焼失の景色
燃えている。紅い炎が、赤い火が、目の前の全てを溶かしていく。
人だ。悲鳴を上げて悶え苦しみながら、黒く変わっていく。ついさっきまで笑顔だったその人の温かい腕も、ほほ笑みを湛えた顔も、綺麗だった赤い髪も全て炭になって朽ちていく。
「あ゛あ゛あああああああぁぁぁ!」
一人だけじゃない、視界いっぱいに苦しむ人がいる。倒れてのた打ち回って、もう動かない人も沢山。
遠くで爆発音が何度も聞こえるかと思えば、何かが炎に焼かれる音だけしか聞こえなくもなる。
「……もうやめろ」
膝を抱えて言っても、格好がつかないのはわかっている。額を膝につけて、何も見ないようにしようとしても見えてしまうこともわかっている。
チリチリと頬を撫でるように、炎が迫ってきているのを感じる。横目に見ると、壁が狭まってきているのがわかった。
「…………もうやめてくれ」
見なくてもわかる、顔を上げれば何が待っているのか。無理やりにでも見せつけられる現実が、嫌でもわかってしまう。
けれど目をそらすことは許されない。
直視しなければこの夢は覚めない。
わかっている。
「………………やめてくれよ」
髪が抜けそうなくらいに強く掴まれる。今まで何度も何度も抗ってきたこの手、どれだけ力を込めても、痛みを我慢して俯き続けても離してくれることはなかった。だから一切抵抗はしない、これから見えるモノもわかっている。

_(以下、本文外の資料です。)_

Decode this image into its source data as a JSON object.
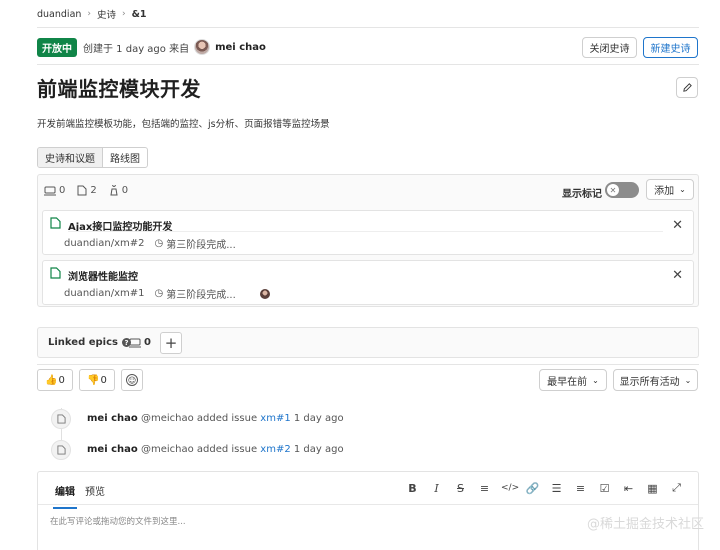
{
  "breadcrumb": {
    "items": [
      "duandian",
      "史诗",
      "&1"
    ]
  },
  "status": {
    "badge": "开放中",
    "created_prefix": "创建于 1 day ago 来自",
    "author": "mei chao"
  },
  "header_actions": {
    "close": "关闭史诗",
    "new": "新建史诗"
  },
  "epic": {
    "title": "前端监控模块开发",
    "description": "开发前端监控模板功能，包括端的监控、js分析、页面报错等监控场景"
  },
  "tabs": [
    {
      "label": "史诗和议题"
    },
    {
      "label": "路线图"
    }
  ],
  "panel": {
    "counts": {
      "epics": "0",
      "issues": "2",
      "weight": "0"
    },
    "toggle_label": "显示标记",
    "add_label": "添加",
    "items": [
      {
        "title": "Ajax接口监控功能开发",
        "ref": "duandian/xm#2",
        "milestone": "第三阶段完成..."
      },
      {
        "title": "浏览器性能监控",
        "ref": "duandian/xm#1",
        "milestone": "第三阶段完成..."
      }
    ]
  },
  "linked": {
    "label": "Linked epics",
    "count": "0",
    "plus": "+"
  },
  "reactions": {
    "thumbs_up": "0",
    "thumbs_down": "0"
  },
  "sort": {
    "order": "最早在前",
    "filter": "显示所有活动"
  },
  "timeline": [
    {
      "author": "mei chao",
      "text": "@meichao added issue",
      "link": "xm#1",
      "time": "1 day ago"
    },
    {
      "author": "mei chao",
      "text": "@meichao added issue",
      "link": "xm#2",
      "time": "1 day ago"
    }
  ],
  "editor": {
    "tab_edit": "编辑",
    "tab_preview": "预览",
    "placeholder": "在此写评论或拖动您的文件到这里..."
  },
  "watermark": "@稀土掘金技术社区"
}
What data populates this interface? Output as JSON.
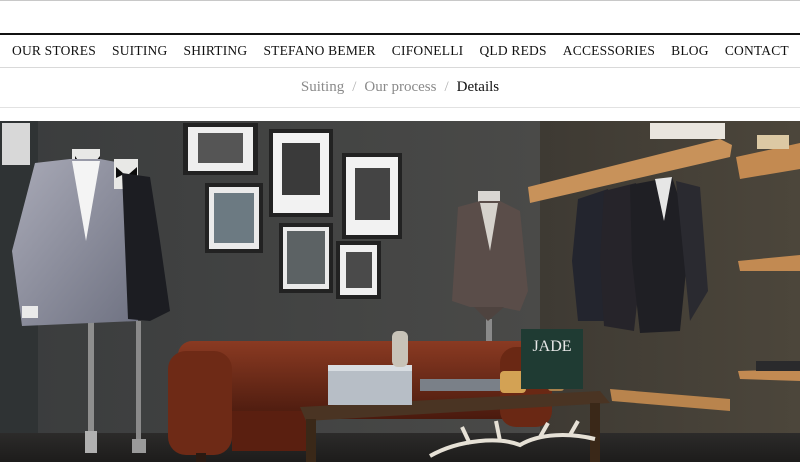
{
  "nav": {
    "items": [
      "OUR STORES",
      "SUITING",
      "SHIRTING",
      "STEFANO BEMER",
      "CIFONELLI",
      "QLD REDS",
      "ACCESSORIES",
      "BLOG",
      "CONTACT"
    ]
  },
  "breadcrumb": {
    "items": [
      "Suiting",
      "Our process"
    ],
    "separator": "/",
    "current": "Details"
  },
  "hero": {
    "book_title": "JADE"
  },
  "colors": {
    "nav_border": "#111111",
    "breadcrumb_link": "#8a8a8a",
    "breadcrumb_current": "#111111"
  }
}
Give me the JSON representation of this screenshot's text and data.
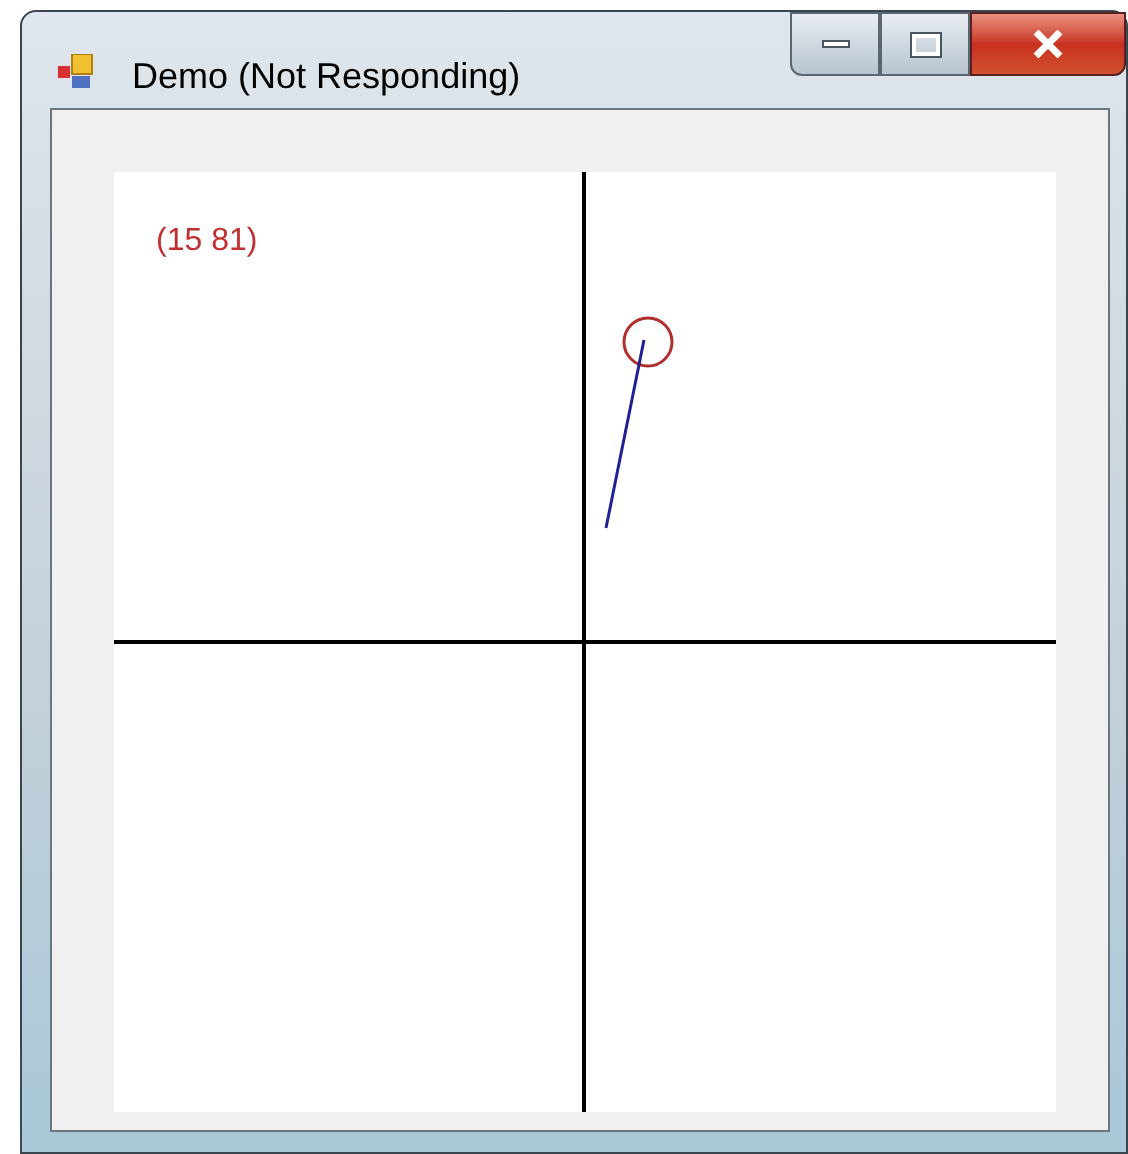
{
  "window": {
    "title": "Demo (Not Responding)"
  },
  "canvas": {
    "coordinate_label": "(15 81)"
  }
}
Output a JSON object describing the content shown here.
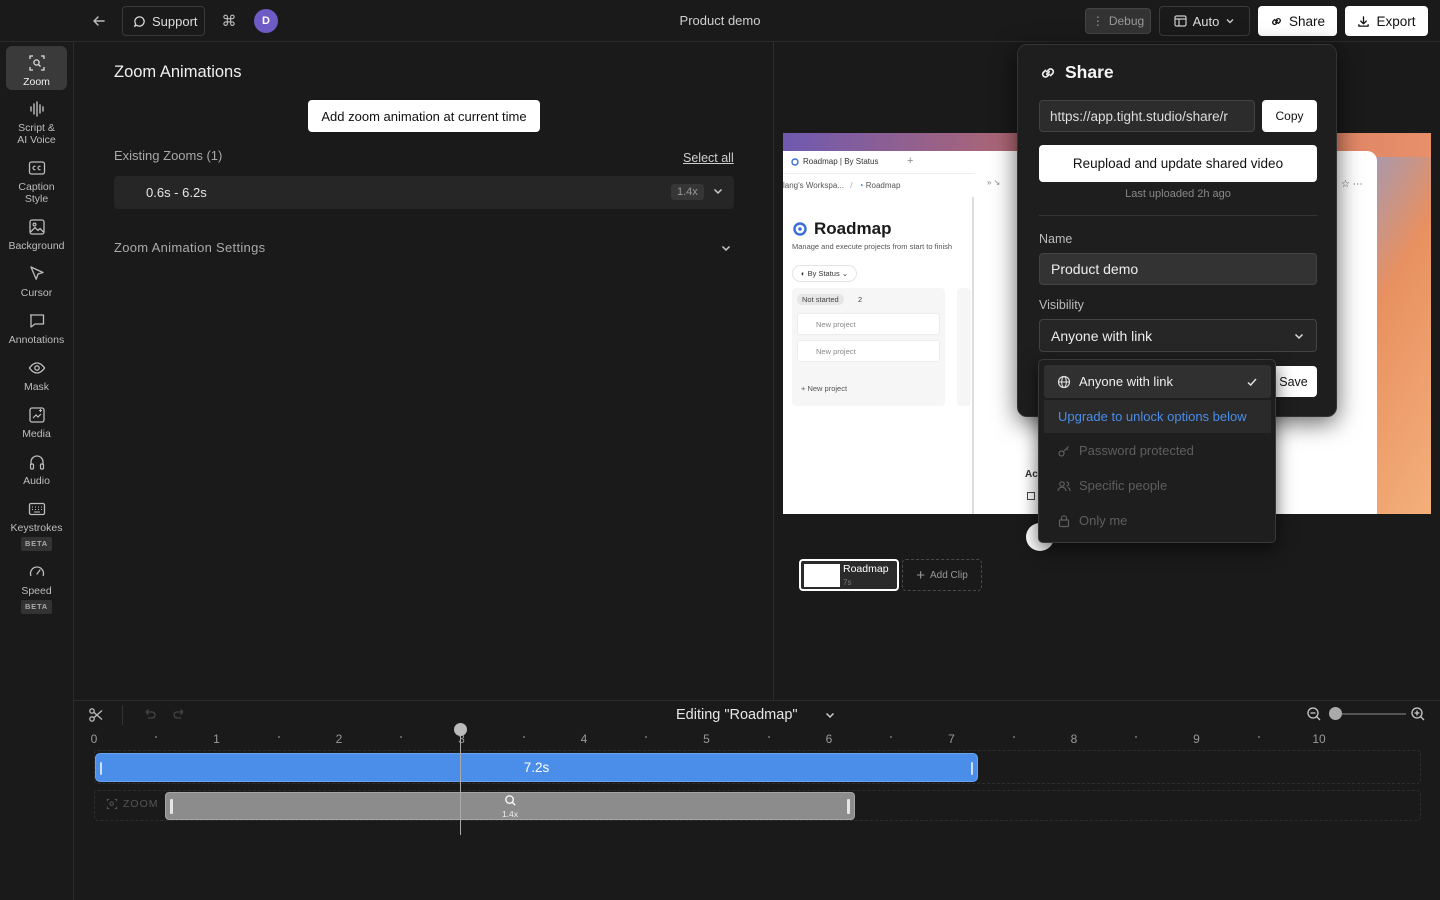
{
  "topbar": {
    "support_label": "Support",
    "avatar_initial": "D",
    "project_title": "Product demo",
    "debug_label": "Debug",
    "auto_label": "Auto",
    "share_label": "Share",
    "export_label": "Export"
  },
  "sidebar": {
    "items": [
      {
        "label": "Zoom",
        "icon": "zoom-icon",
        "active": true
      },
      {
        "label": "Script & AI Voice",
        "icon": "waveform-icon"
      },
      {
        "label": "Caption Style",
        "icon": "caption-icon"
      },
      {
        "label": "Background",
        "icon": "image-icon"
      },
      {
        "label": "Cursor",
        "icon": "cursor-icon"
      },
      {
        "label": "Annotations",
        "icon": "chat-bubble-icon"
      },
      {
        "label": "Mask",
        "icon": "eye-icon"
      },
      {
        "label": "Media",
        "icon": "media-icon"
      },
      {
        "label": "Audio",
        "icon": "headphones-icon"
      },
      {
        "label": "Keystrokes",
        "icon": "keyboard-icon",
        "badge": "BETA"
      },
      {
        "label": "Speed",
        "icon": "gauge-icon",
        "badge": "BETA"
      }
    ]
  },
  "zoom_panel": {
    "title": "Zoom Animations",
    "add_button": "Add zoom animation at current time",
    "existing_label": "Existing Zooms (1)",
    "select_all": "Select all",
    "zooms": [
      {
        "range": "0.6s - 6.2s",
        "scale": "1.4x"
      }
    ],
    "settings_label": "Zoom Animation Settings"
  },
  "preview": {
    "tab_label": "Roadmap | By Status",
    "crumb_workspace": "lang's Workspa...",
    "crumb_page": "Roadmap",
    "heading": "Roadmap",
    "subtitle": "Manage and execute projects from start to finish",
    "view_label": "By Status",
    "status_label": "Not started",
    "status_count": "2",
    "cards": [
      "New project",
      "New project"
    ],
    "new_label": "+ New project",
    "ac_label": "Ac"
  },
  "clips": {
    "clip_name": "Roadmap",
    "clip_duration": "7s",
    "add_clip_label": "Add Clip"
  },
  "share_dialog": {
    "title": "Share",
    "url": "https://app.tight.studio/share/r",
    "copy_label": "Copy",
    "reupload_label": "Reupload and update shared video",
    "last_uploaded": "Last uploaded 2h ago",
    "name_label": "Name",
    "name_value": "Product demo",
    "visibility_label": "Visibility",
    "visibility_value": "Anyone with link",
    "save_label": "Save"
  },
  "visibility_dropdown": {
    "options": [
      {
        "label": "Anyone with link",
        "icon": "globe-icon",
        "selected": true
      },
      {
        "label": "Upgrade to unlock options below",
        "upgrade": true
      },
      {
        "label": "Password protected",
        "icon": "key-icon",
        "disabled": true
      },
      {
        "label": "Specific people",
        "icon": "people-icon",
        "disabled": true
      },
      {
        "label": "Only me",
        "icon": "lock-icon",
        "disabled": true
      }
    ]
  },
  "timeline": {
    "editing_label": "Editing \"Roadmap\"",
    "ticks": [
      "0",
      "1",
      "2",
      "3",
      "4",
      "5",
      "6",
      "7",
      "8",
      "9",
      "10"
    ],
    "main_clip_duration": "7.2s",
    "zoom_track_label": "ZOOM",
    "zoom_track_scale": "1.4x",
    "playhead_time": 3.0
  },
  "colors": {
    "accent_blue": "#4a8eea",
    "upgrade_link": "#4a8eea",
    "avatar": "#6e5bc6"
  }
}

炭になった人の山。黒い人のカタチをした塊が積み上がっている。子供のような小さなものから自分の倍はあるんじゃないかと錯覚するような大きさのものまで、生前のまま崩れることなく折り重なっている。
「ぁ……」
いつの間にか火は収まっている。その代わりに胸の奥から熱いものがせり上がってくる。吐き出すことは許されない、夢が覚めるまで続く苦しみ。
肩に置かれた手を掴む。数日前から増えたこの感覚、決して心地良いものではない、胸糞悪い展開。
「いつまでオレを苦しめるんだ……っ」
握りつぶしてやりたいとさえ思う、硬い大きな手。炎の消えた灰色の箱の中で、オレの後ろに立ち続けるそいつはきっと笑っている。
掴んだ手が急に重くなり、液体をぶち撒ける音がする。足にあたったそれは暖かくて、気が狂いそうな程深い赤色をしていた。
歯を食いしばって振り向く。
「死んだならそのまま消えろよ……オレにいつまでも付き纏うな……」
濁った両目から血を流して、嘲るように笑う首だけの男。
「オレはあんたに構ってたくねえんだよ糞親父……」
足元には、バラバラに刻まれた人の欠片が、赤い水たまりに散らばっている。鮮やかな断面の色もどんどんくすんで、皮膚も黒くなっていく。
気色の悪い顔を突然に炎が包む。それでもまだその眼はオレを見据えて逃さない。
悪夢、逃れられない後悔と恐怖だ。
「消えろ、オレはあんたに縛られる気はない!」
叫ぶ。自分の中にある恐怖ごと持って行ってくれるように願いながら、叫ぶ。